Police Stories

Editing this week's Todcast, I discovered I was still too pissed off about the recent out of control police action in Salisbury. Salisbury Police gassed students and a Maryland State Trooper shot a man. It appears as if in Salisbury, excessive force is a policy.
Point is, even though we discussed the police shenanigans on the Todcast, I want to write about Patti Backer's art and her show for the Todcast blog. I just had to get this poison out first. In case you get bored and don't finish, the moral is, in Salisbury, while probably not any more corrupt than most, police are inept and likely to lie to hide their incompetence. 
Police Ignore Their Mistakes 
Not long after the turn of the century, my then-wife was managing property for an absentee landlord. It was horrible work, miserable hours and terrible people. One of the houses burned down and was unoccupied. A drug deal went down in the remains of the building. The participants were arrested and the management company (my ex) contacted. The police wanted to know if the alleged drug dealers were on the lease. They were not, a copy was provided.
A few months later, my then-wife was arrested for failure to appear in court. The Salisbury Police had listed her home address as the burned-out building and been sending the correspondence there. Because she never got the word and never showed up to testify the lease she provided was accurate, the drug dealers were set free. The prosecutor ordered her arrest and, once in possession of the facts, still attempted to gain a conviction.

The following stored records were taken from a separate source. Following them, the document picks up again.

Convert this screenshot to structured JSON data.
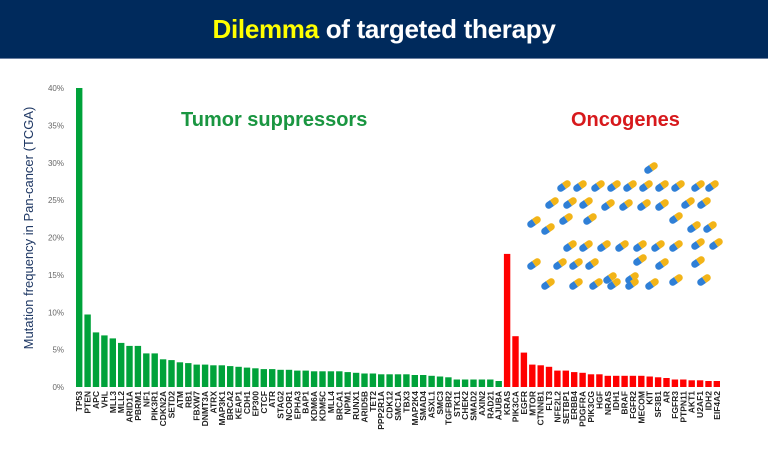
{
  "header": {
    "title_highlight": "Dilemma",
    "title_rest": " of targeted therapy",
    "background_color": "#002a5c",
    "highlight_color": "#ffff00"
  },
  "chart_data": {
    "type": "bar",
    "title": "Dilemma of targeted therapy",
    "xlabel": "",
    "ylabel": "Mutation frequency in Pan-cancer (TCGA)",
    "ylim": [
      0,
      40
    ],
    "yticks": [
      "0%",
      "5%",
      "10%",
      "15%",
      "20%",
      "25%",
      "30%",
      "35%",
      "40%"
    ],
    "grid": false,
    "annotations": [
      {
        "text": "Tumor suppressors",
        "color": "#1a9641",
        "position": "top-left"
      },
      {
        "text": "Oncogenes",
        "color": "#d7191c",
        "position": "top-right"
      }
    ],
    "decoration": "capsule pill icons (blue/yellow) scattered over the oncogenes region",
    "series": [
      {
        "name": "Tumor suppressors",
        "color": "#00a23a",
        "categories": [
          "TP53",
          "PTEN",
          "APC",
          "VHL",
          "MLL3",
          "MLL2",
          "ARID1A",
          "PBRM1",
          "NF1",
          "PIK3R1",
          "CDKN2A",
          "SETD2",
          "ATM",
          "RB1",
          "FBXW7",
          "DNMT3A",
          "ATRX",
          "MAP3K1",
          "BRCA2",
          "KEAP1",
          "CDH1",
          "EP300",
          "CTCF",
          "ATR",
          "STAG2",
          "NCOR1",
          "EPHA3",
          "BAP1",
          "KDM6A",
          "KDM5C",
          "MLL4",
          "BRCA1",
          "NPM1",
          "RUNX1",
          "ARID5B",
          "TET2",
          "PPP2R1A",
          "CDK12",
          "SMC1A",
          "TBX3",
          "MAP2K4",
          "SMAD4",
          "ASXL1",
          "SMC3",
          "TGFBR2",
          "STK11",
          "CHEK2",
          "SMAD2",
          "AXIN2",
          "RAD21",
          "AJUBA"
        ],
        "values": [
          40.0,
          9.7,
          7.3,
          6.9,
          6.5,
          5.9,
          5.5,
          5.5,
          4.5,
          4.5,
          3.7,
          3.6,
          3.3,
          3.2,
          3.0,
          3.0,
          2.9,
          2.9,
          2.8,
          2.7,
          2.6,
          2.5,
          2.4,
          2.4,
          2.3,
          2.3,
          2.2,
          2.2,
          2.1,
          2.1,
          2.1,
          2.1,
          2.0,
          1.9,
          1.8,
          1.8,
          1.7,
          1.7,
          1.7,
          1.7,
          1.6,
          1.6,
          1.5,
          1.4,
          1.3,
          1.0,
          1.0,
          1.0,
          1.0,
          1.0,
          0.8
        ]
      },
      {
        "name": "Oncogenes",
        "color": "#ff0000",
        "categories": [
          "KRAS",
          "PIK3CA",
          "EGFR",
          "MTOR",
          "CTNNB1",
          "FLT3",
          "NFE2L2",
          "SETBP1",
          "ERBB4",
          "PDGFRA",
          "PIK3CG",
          "HGF",
          "NRAS",
          "IDH1",
          "BRAF",
          "FGFR2",
          "MECOM",
          "KIT",
          "SF3B1",
          "AR",
          "FGFR3",
          "PTPN11",
          "AKT1",
          "U2AF1",
          "IDH2",
          "EIF4A2"
        ],
        "values": [
          17.8,
          6.8,
          4.6,
          3.0,
          2.9,
          2.7,
          2.2,
          2.2,
          2.0,
          1.9,
          1.7,
          1.7,
          1.5,
          1.5,
          1.5,
          1.5,
          1.5,
          1.4,
          1.3,
          1.2,
          1.0,
          1.0,
          0.9,
          0.9,
          0.8,
          0.8
        ]
      }
    ]
  }
}
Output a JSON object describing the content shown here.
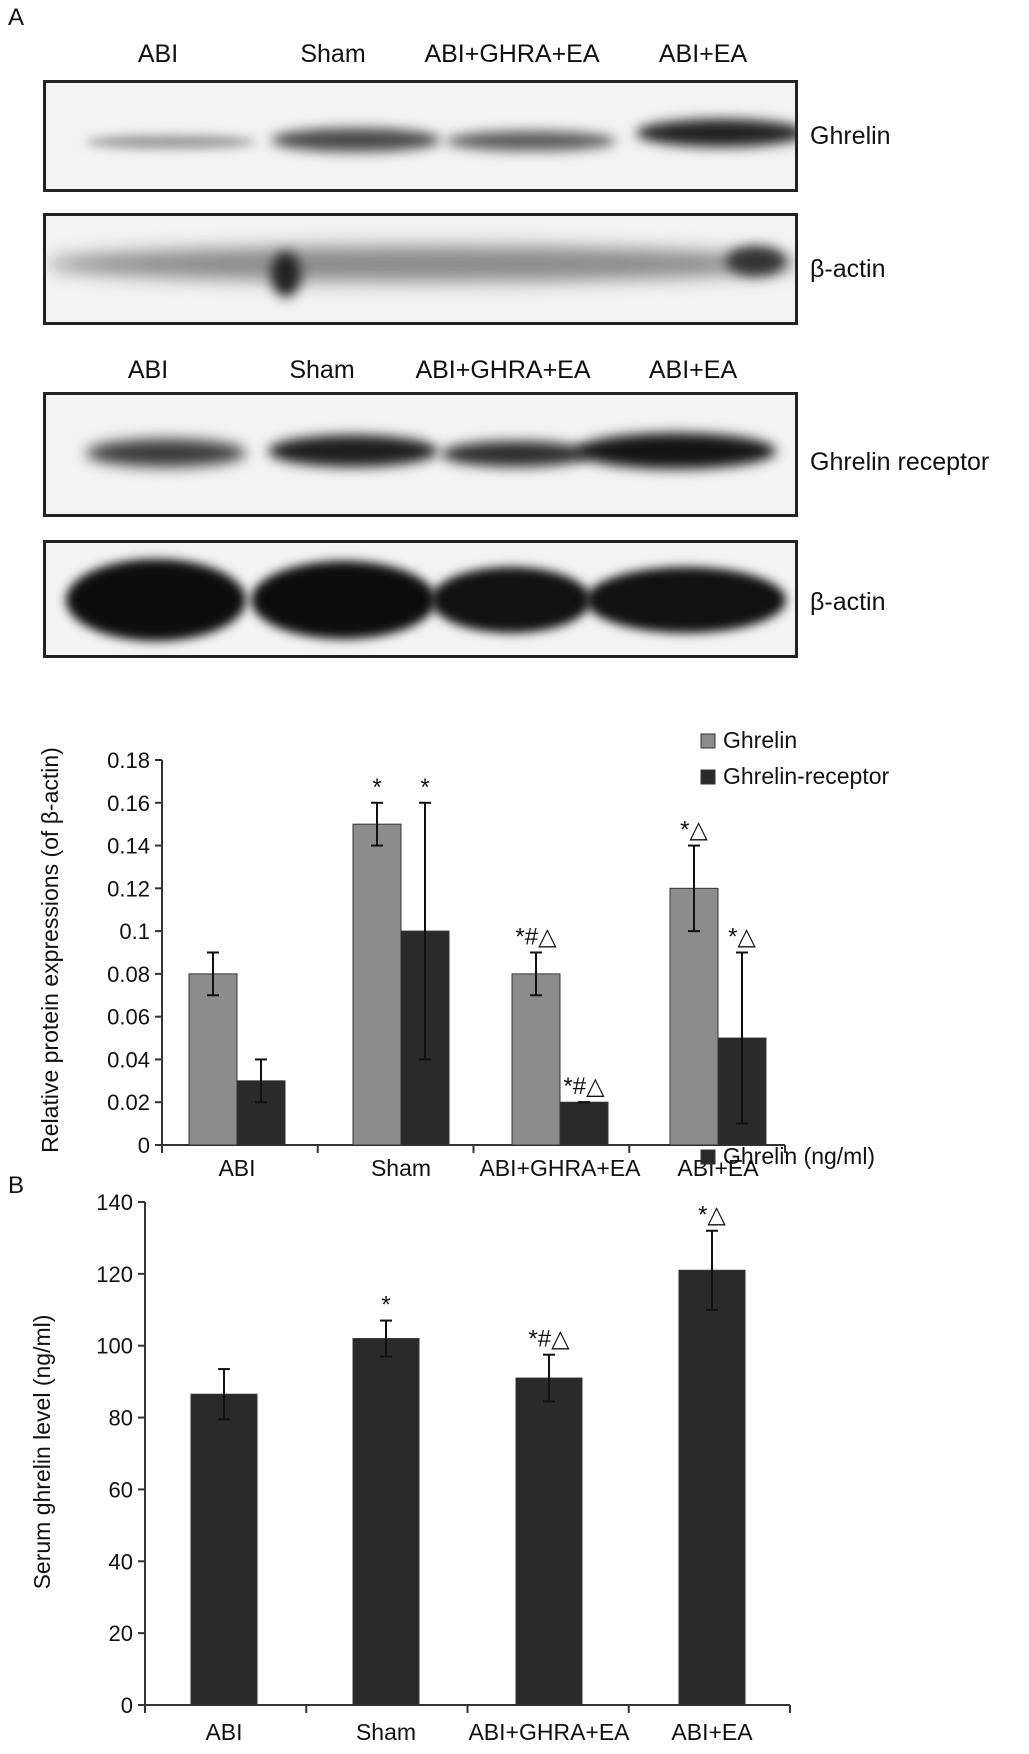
{
  "panel_a_label": "A",
  "panel_b_label": "B",
  "blot_1": {
    "lanes": [
      "ABI",
      "Sham",
      "ABI+GHRA+EA",
      "ABI+EA"
    ],
    "target_label": "Ghrelin",
    "control_label": "β-actin"
  },
  "blot_2": {
    "lanes": [
      "ABI",
      "Sham",
      "ABI+GHRA+EA",
      "ABI+EA"
    ],
    "target_label": "Ghrelin receptor",
    "control_label": "β-actin"
  },
  "chart_data": [
    {
      "type": "bar",
      "title": "",
      "xlabel": "",
      "ylabel": "Relative protein expressions (of β-actin)",
      "ylim": [
        0,
        0.18
      ],
      "yticks": [
        "0",
        "0.02",
        "0.04",
        "0.06",
        "0.08",
        "0.1",
        "0.12",
        "0.14",
        "0.16",
        "0.18"
      ],
      "categories": [
        "ABI",
        "Sham",
        "ABI+GHRA+EA",
        "ABI+EA"
      ],
      "legend_position": "top-right",
      "grid": false,
      "series": [
        {
          "name": "Ghrelin",
          "color": "#8c8c8c",
          "values": [
            0.08,
            0.15,
            0.08,
            0.12
          ],
          "errors": [
            0.01,
            0.01,
            0.01,
            0.02
          ],
          "annotations": [
            "",
            "*",
            "*#△",
            "*△"
          ]
        },
        {
          "name": "Ghrelin-receptor",
          "color": "#2a2a2a",
          "values": [
            0.03,
            0.1,
            0.02,
            0.05
          ],
          "errors": [
            0.01,
            0.06,
            0.0,
            0.04
          ],
          "annotations": [
            "",
            "*",
            "*#△",
            "*△"
          ]
        }
      ]
    },
    {
      "type": "bar",
      "title": "",
      "xlabel": "",
      "ylabel": "Serum ghrelin level (ng/ml)",
      "ylim": [
        0,
        140
      ],
      "yticks": [
        "0",
        "20",
        "40",
        "60",
        "80",
        "100",
        "120",
        "140"
      ],
      "categories": [
        "ABI",
        "Sham",
        "ABI+GHRA+EA",
        "ABI+EA"
      ],
      "legend_position": "top-right",
      "grid": false,
      "series": [
        {
          "name": "Ghrelin (ng/ml)",
          "color": "#2a2a2a",
          "values": [
            86.5,
            102,
            91,
            121
          ],
          "errors": [
            7,
            5,
            6.5,
            11
          ],
          "annotations": [
            "",
            "*",
            "*#△",
            "*△"
          ]
        }
      ]
    }
  ]
}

I bailed her out of jail with the last $200 I had in my account. Her public defender introduced her to Kafka’s “The Trial.” The judge apologized, lightly scolded the prosecutor, returned our money and threw the case out. It is no longer even a matter of public record (or at least is not accessible in case search at the Maryland Judiciary System).

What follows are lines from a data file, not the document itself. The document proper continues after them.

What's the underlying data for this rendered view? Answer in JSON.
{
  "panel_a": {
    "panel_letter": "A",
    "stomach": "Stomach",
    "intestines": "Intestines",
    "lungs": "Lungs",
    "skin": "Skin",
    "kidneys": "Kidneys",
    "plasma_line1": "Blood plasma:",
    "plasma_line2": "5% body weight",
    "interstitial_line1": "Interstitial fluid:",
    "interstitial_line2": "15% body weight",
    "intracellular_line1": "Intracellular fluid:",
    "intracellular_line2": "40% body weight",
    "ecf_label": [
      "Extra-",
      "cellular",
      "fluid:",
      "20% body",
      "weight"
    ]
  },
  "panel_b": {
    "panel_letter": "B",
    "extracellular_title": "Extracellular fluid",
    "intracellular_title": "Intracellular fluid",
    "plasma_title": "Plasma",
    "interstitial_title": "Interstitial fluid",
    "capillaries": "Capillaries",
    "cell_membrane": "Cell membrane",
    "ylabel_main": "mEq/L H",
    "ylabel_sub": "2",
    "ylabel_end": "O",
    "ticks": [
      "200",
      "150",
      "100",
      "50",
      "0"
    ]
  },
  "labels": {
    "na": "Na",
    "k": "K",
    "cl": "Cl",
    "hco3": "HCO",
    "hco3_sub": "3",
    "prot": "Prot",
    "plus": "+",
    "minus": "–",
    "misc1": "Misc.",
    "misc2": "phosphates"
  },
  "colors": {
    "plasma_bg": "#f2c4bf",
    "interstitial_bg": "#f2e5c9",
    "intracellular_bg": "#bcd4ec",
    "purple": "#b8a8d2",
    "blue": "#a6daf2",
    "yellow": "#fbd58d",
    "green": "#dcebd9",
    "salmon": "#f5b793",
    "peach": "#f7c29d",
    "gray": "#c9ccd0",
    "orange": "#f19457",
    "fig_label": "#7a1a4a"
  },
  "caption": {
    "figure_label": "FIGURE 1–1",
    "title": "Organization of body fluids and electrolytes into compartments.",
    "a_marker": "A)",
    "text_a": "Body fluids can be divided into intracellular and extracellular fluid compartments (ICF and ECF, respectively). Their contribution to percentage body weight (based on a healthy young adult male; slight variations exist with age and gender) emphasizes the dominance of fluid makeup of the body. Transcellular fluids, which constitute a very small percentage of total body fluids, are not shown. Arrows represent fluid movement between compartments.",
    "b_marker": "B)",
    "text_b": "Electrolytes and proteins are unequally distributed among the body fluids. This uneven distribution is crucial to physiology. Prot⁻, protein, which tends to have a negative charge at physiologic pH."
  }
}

Police Free Drunken Murderer
A man shot his girlfriend and beat her dog so badly the animal had to be put down. He drove away in her Jeep, so drunk that, when he drove it into a ditch, he left it behind, along with the murder weapon. He called a cab from the scene of the accident.

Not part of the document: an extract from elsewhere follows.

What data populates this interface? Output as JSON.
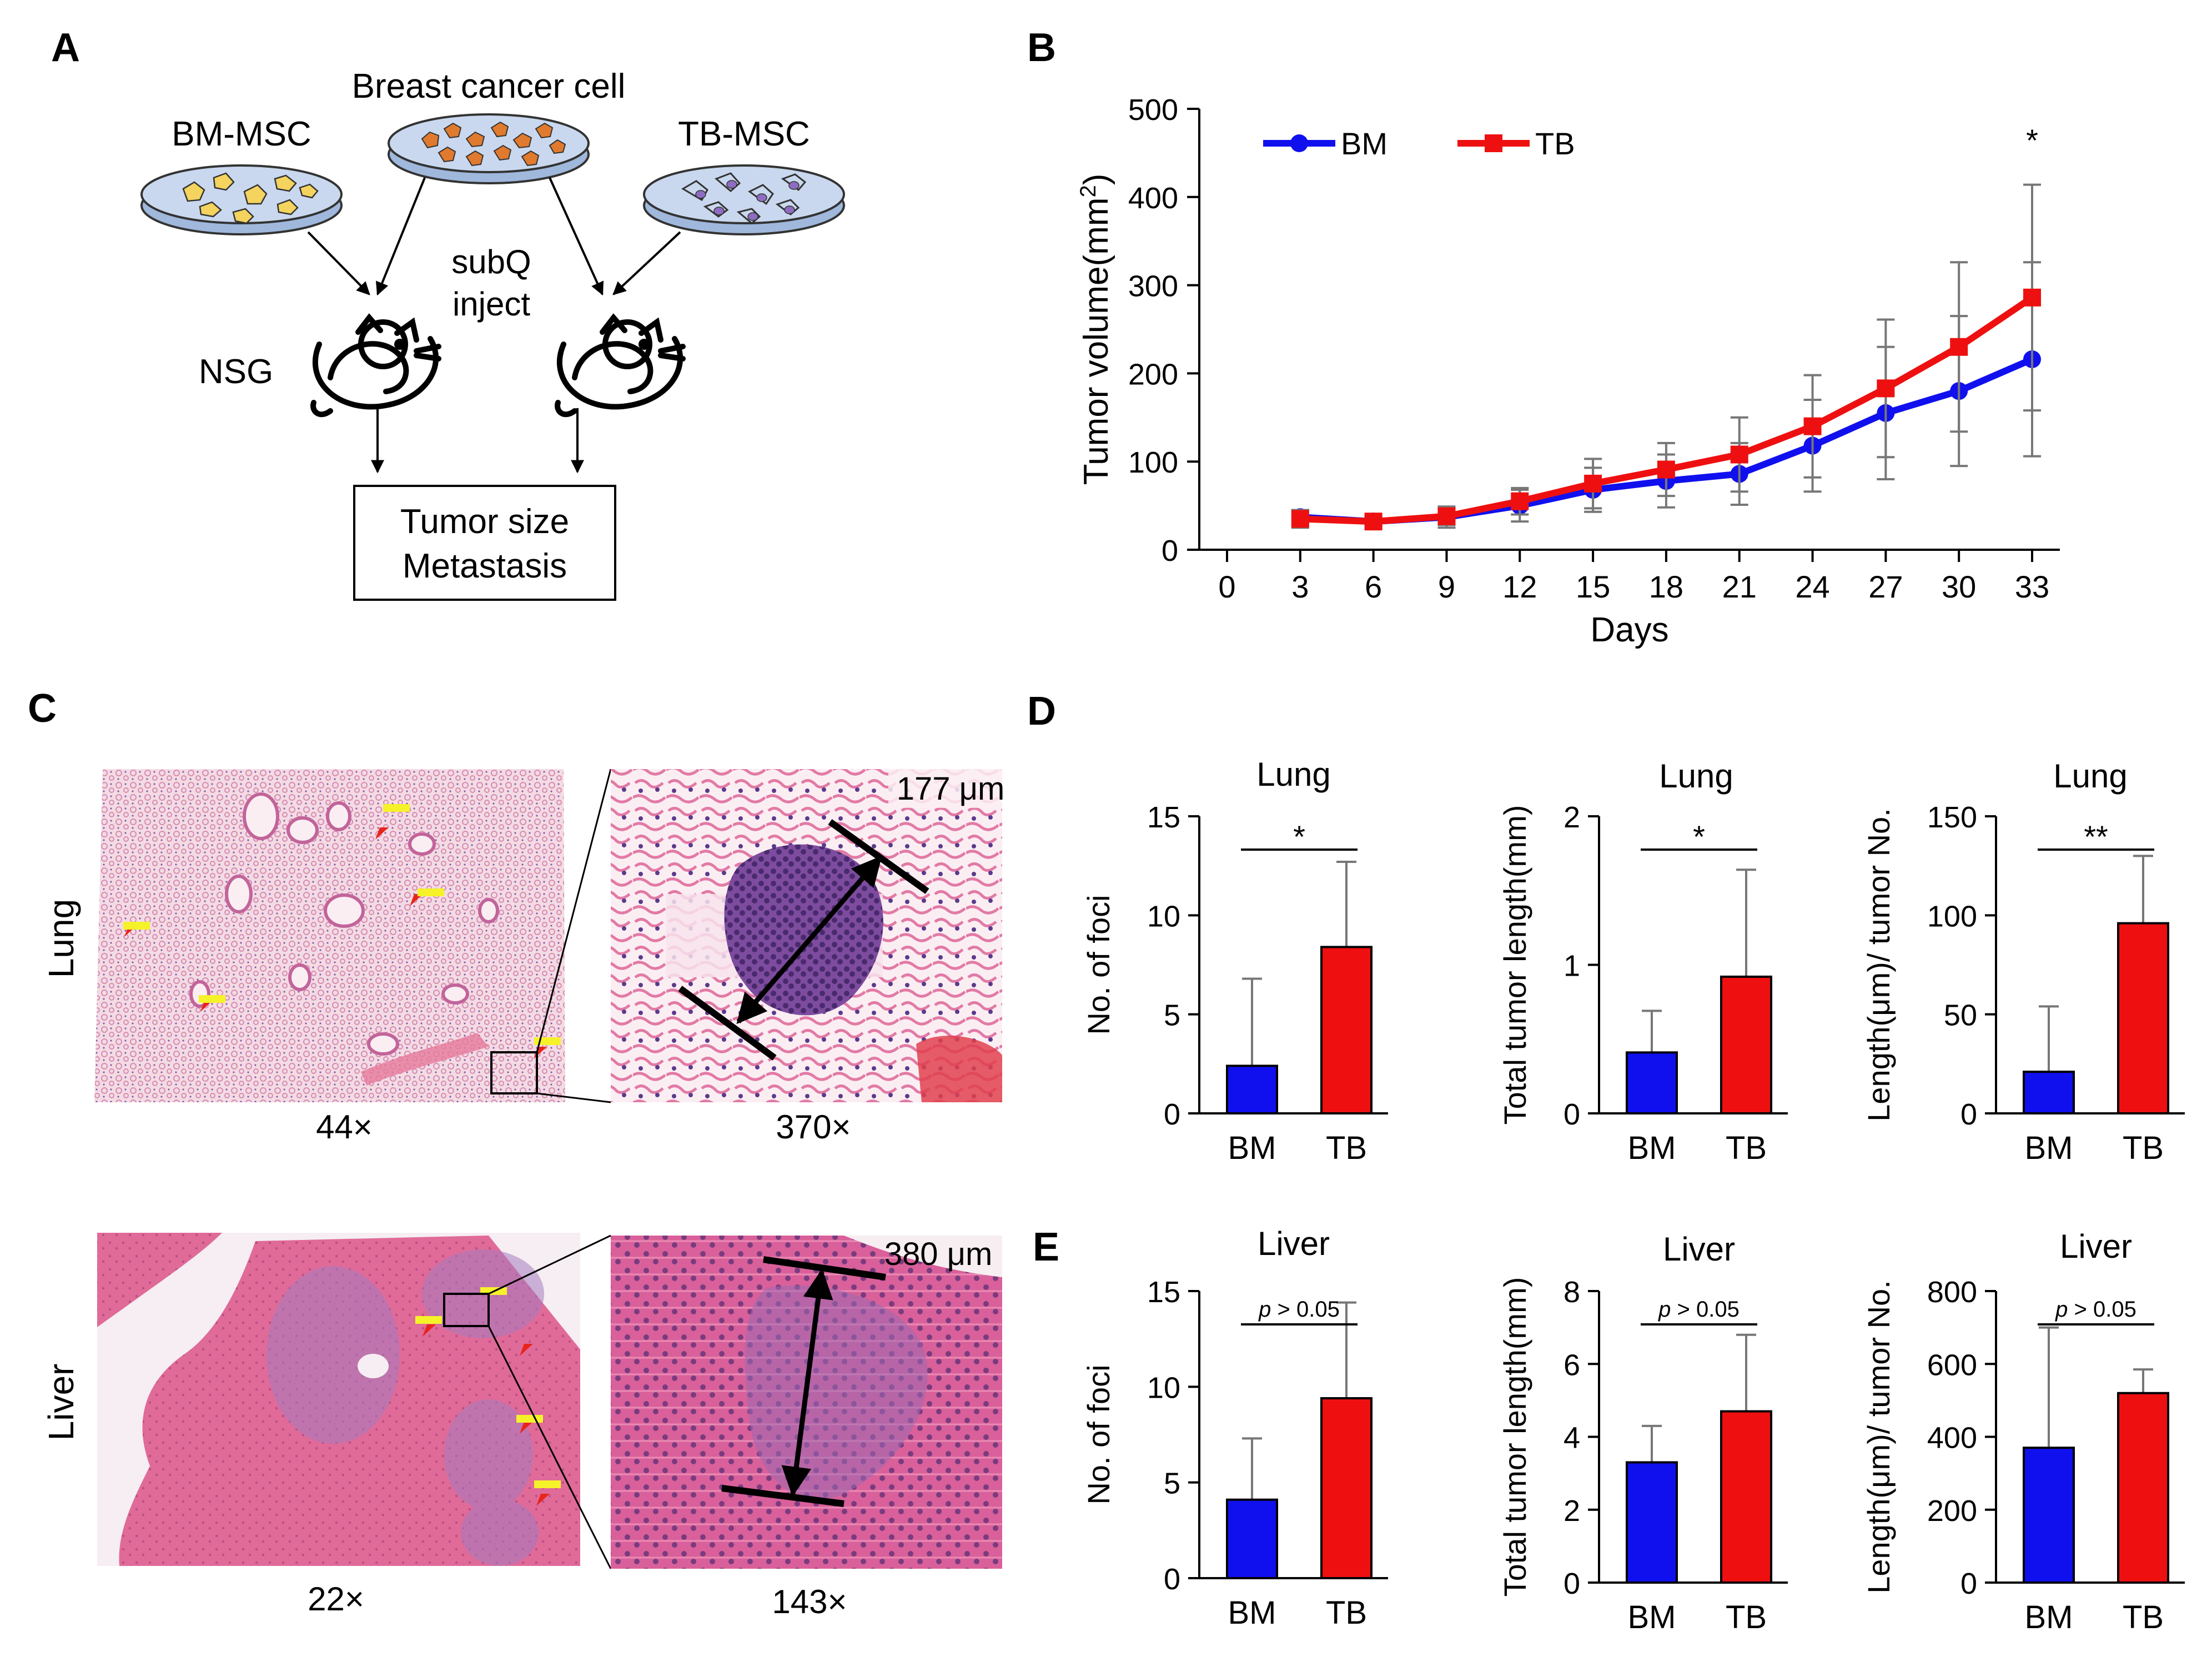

The Salisbury Police tracked the cab and pulled the murderer out of it, noticed he was drunk and that he had an empty holster.
The officer asked him about the holster. The murder said he used it to hold his cell phone. Satisfied, the Salisbury Police officer sent him on his way, initiating a manhunt that would last two weeks and end in the Baltimore area.
Fear and Loathing
These are the only two stories a person needs to know about Salisbury law enforcement culture. They are tragically inept and would prefer to jail someone who is innocent than admit they were mistaken.
This week, a trooper shot a man who’d been pulled over for a broken tag light and police gassed 600 students after instigating a riot.
In the shooting incident, the man tried to escape and the trooper. Not one to let the kind of person who would wantonly drive around with his tag light out escape, the trooper reached for the keys. The driver accelerated, trying to dispatch the trooper from the car. The trooper shot him twice. 
Seems fair.
In the gassing incident, the police showed up during a post-semester party in the college section of town. Salisbury is a college town but it really hates college kids, in a vindictive way. Police spent some time filming the kids and claiming they were responding to a complaint.
In the video the police provided, when told of the complaint, the student looks up and down the street (which is exclusively college kids) and asks who would complain with genuine confusion. Police provide no real answer.
Sometime later five kids reportedly threw bottles and the mass gassing ensued. The story somehow is about the students and not the fact that Salisbury Police gas students with frightening regularity.
The police are asking anyone who witnessed the incident or has video to help them find more perpetrators. Let me tell you from experience, before you provide evidence, make sure you have plenty of bail money set aside.